« Nous avons été confrontés à plusieurs reprises en 2020 au cas de figure où un seul candidat se présentait pour un poste de président de tribunal judiciaire », déplore Régis Vanhasbrouck, membre du Conseil supérieur de la magistrature (CSM) et premier président de la cour d’appel de Lyon. « Lorsque nous n’avons que deux ou trois magistrats, ce n’est pas optimal non plus en termes de choix pour trouver le meilleur candidat à des fonctions aussi importantes. »
Ce constat de la crise des vocations au sein de la magistrature pour certaines fonctions n’est pas nouveau, mais s’est aggravé depuis quatre ou cinq ans. Cela touche plus particulièrement les fonctions de président de tribunal judiciaire dans certaines cités de moindre importance comme Mende (Lozère), Sens (Yonne) ou Roanne (Loire).

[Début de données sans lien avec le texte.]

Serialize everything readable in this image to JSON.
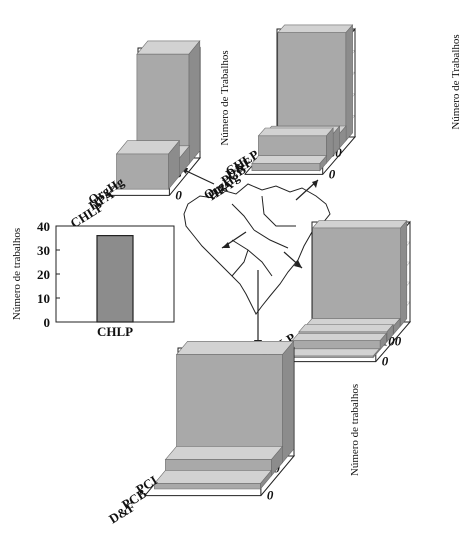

La tendance est la même, mais de moindre ampleur, pour certains postes de procureurs de la République.
Le ministère de la justice, pour les magistrats du parquet sur qui il a la main en termes de carrière, et le CSM, pour les magistrats du siège, cherchent à répondre à cette « très faible attractivité de certains postes de chefs de juridiction » – encore soulignée dans le dernier rapport d’activité de l’institution chargée de proposer les magistrats pour les fonctions de président de tribunal judiciaire, premier président de cours d’appel et magistrats du siège à la Cour de cassation –, et procèdent à plusieurs appels à candidatures, faute de postulant.
Mobilité géographique compliquée
Le groupe de travail chargé fin 2019 par Chantal Arens, présidente du CSM, de réfléchir à ce sujet a bouclé son rapport et devrait présenter ses vingt-cinq propositions fin février à la formation plénière de l’institution. L’une des explications au déficit de vocation tient, selon ce rapport, à l’évolution de la société où désormais les deux membres d’un couple travaillent, ce qui complique ainsi la mobilité géographique. Le célibat géographique, fréquent lorsqu’il s’agit d’éviter au conjoint une rupture de carrière et aux enfants un déménagement loin d’un grand centre urbain, « s’accompagne d’un appauvrissement économique et culturel qui renvoie ces présidents à une vie estudiantine peu valorisante et peu compatible avec de telles responsabilités », peut-on y lire.
Autre problème auquel la justice est confrontée alors que les trois quarts des magistrats sortant de l’école sont des femmes, la moindre mobilité géographique de ces dernières et peut-être aussi une moindre confiance en soi pour s’imaginer à des hauts postes. Selon le sondage mené au sein de la magistrature pour ce travail, 24 % des magistrates entre 40 et 50 ans souhaiteraient présider un tribunal dans les cinq ans à venir, contre 37 % de leurs homologues masculins du même âge.